The concentrations of metals in the water extracted from the sludge, which are crucial for soil contamination, ranged from less than 0.04 mg/L for Cd to less than 0.1 mg/L for Cr, 0.06 mg/L for Cu and 0.15 mg/L for Zn. On the basis of the criteria for acceptance of waste disposal in landfills (2003/33/EC), the concentration of Zn in the water extract at a liquid-to-soil ratio of 10 L/kg was lower than the permissible value for neutral waste, whereas the concentrations of Cu, Ni, Pb and Cd did not exceed the permissible values for hazardous waste.

5. Conclusions

Microwave disintegration is primarily based on the rapid, volumetric heating of sludge particles. This leads to the rupture of cell membranes and the release of intracellular components. Other phenomena, such as molecular polarization and electrical changes, also occur.
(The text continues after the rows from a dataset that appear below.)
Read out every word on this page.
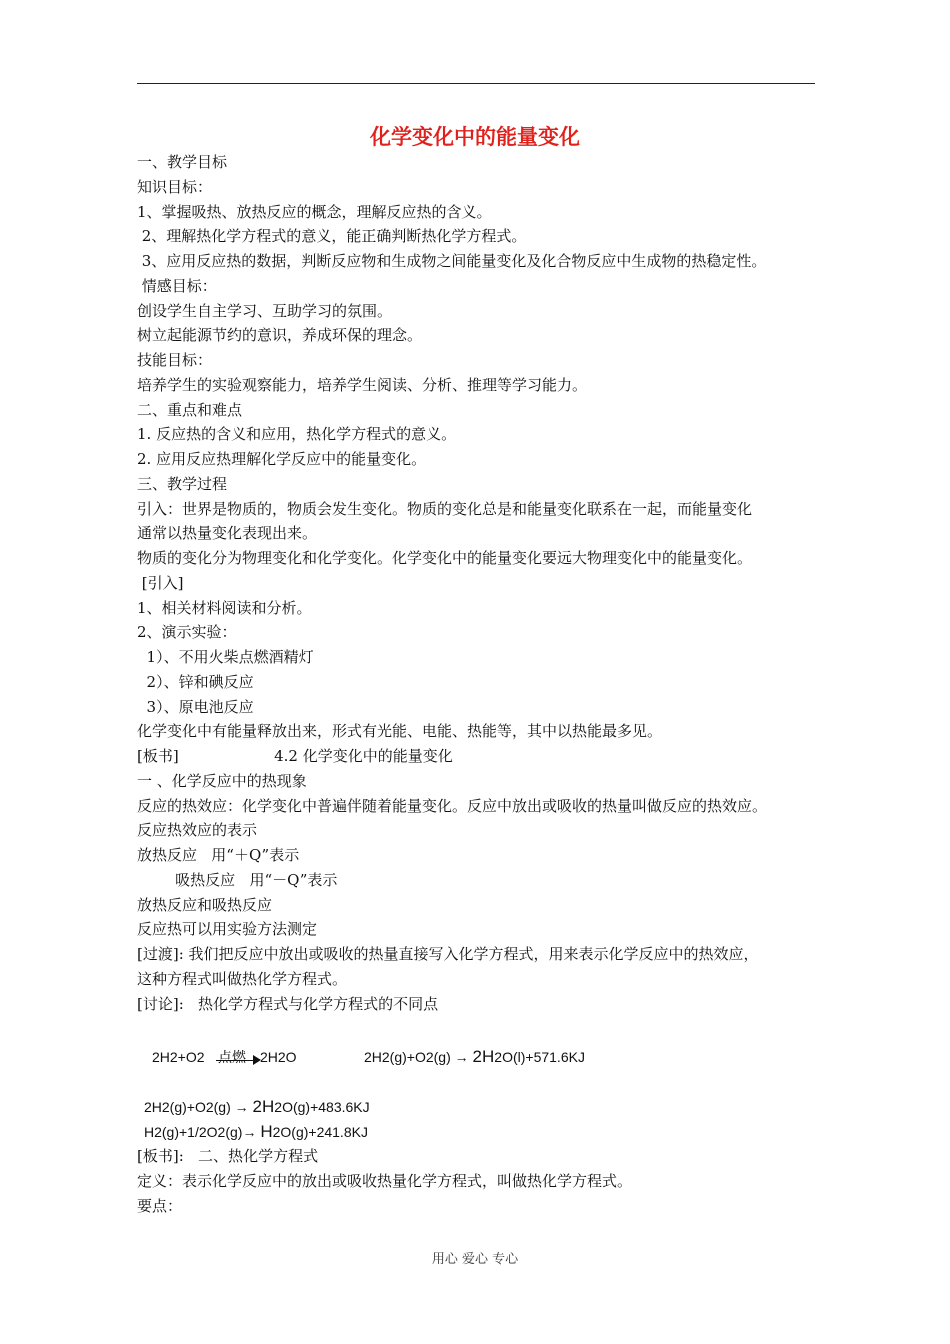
化学变化中的能量变化
一、教学目标
知识目标：
1、掌握吸热、放热反应的概念，理解反应热的含义。
2、理解热化学方程式的意义，能正确判断热化学方程式。
3、应用反应热的数据，判断反应物和生成物之间能量变化及化合物反应中生成物的热稳定性。
情感目标：
创设学生自主学习、互助学习的氛围。
树立起能源节约的意识，养成环保的理念。
技能目标：
培养学生的实验观察能力，培养学生阅读、分析、推理等学习能力。
二、重点和难点
1. 反应热的含义和应用，热化学方程式的意义。
2. 应用反应热理解化学反应中的能量变化。
三、教学过程
引入：世界是物质的，物质会发生变化。物质的变化总是和能量变化联系在一起，而能量变化
通常以热量变化表现出来。
物质的变化分为物理变化和化学变化。化学变化中的能量变化要远大物理变化中的能量变化。
[引入]
1、相关材料阅读和分析。
2、演示实验：
1）、不用火柴点燃酒精灯
2）、锌和碘反应
3）、原电池反应
化学变化中有能量释放出来，形式有光能、电能、热能等，其中以热能最多见。
[板书]                    4.2 化学变化中的能量变化
一 、化学反应中的热现象
反应的热效应：化学变化中普遍伴随着能量变化。反应中放出或吸收的热量叫做反应的热效应。
反应热效应的表示
放热反应   用“＋Q”表示
吸热反应   用“－Q”表示
放热反应和吸热反应
反应热可以用实验方法测定
[过渡]: 我们把反应中放出或吸收的热量直接写入化学方程式，用来表示化学反应中的热效应，
这种方程式叫做热化学方程式。
[讨论]:   热化学方程式与化学方程式的不同点
2H2+O2 点燃 2H2O	2H2(g)+O2(g) → 2H2O(l)+571.6KJ
2H2(g)+O2(g) → 2H2O(g)+483.6KJ
H2(g)+1/2O2(g)→ H2O(g)+241.8KJ
[板书]:   二、热化学方程式
定义：表示化学反应中的放出或吸收热量化学方程式，叫做热化学方程式。
要点：
用心 爱心 专心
After microwave disintegration, the total solids (TS) undergo only a minor change, while some of the solids dissolve, leading to an increase in the soluble organic fraction. The highest TS content was observed at a power of 360 W: 5.3% for 270 s, 5.4% for 300 s, and 5.5% for 720 W and 270 s. The organic compound content (VS) decreases. The greatest decrease in VS was obtained for the lowest power of 180 W, and the VS changed from 68% after 30 s to 68.4% after 300 s. Disintegration may slightly improve sludge dewaterability and sedimentation properties. However, in this type of sludge, microwave disintegration mainly deteriorates these properties. Nevertheless, similar to dewaterability, the effect depends on the microwave power used and the process duration.

A key research step is assessing the effects of the disintegration process by conducting leachability tests. This allows for the determination of potential environmental hazards and the suitability of water treatment sludge for land application. Both the sludge liquid and the water extracted from the sludge before and after the disintegration process were analyzed for metal content. The study revealed that the highest metal concentrations in sludge liquid were recorded for non-toxic Zn (0.09 mg/L). In water extracts from water treatment sludge before and after the disintegration process, the highest metal concentrations were recorded for zinc (0.15 mg/L). In both cases, the concentrations of Cu, Ni, Pb, Cd, and Cr were below detection limits or at negligible levels. This suggests that heavy metals are not leached from the sludge after microwave disintegration in concentrations that could pose a threat to the environment. This is an important aspect when using sludge for agricultural purposes or land reclamation.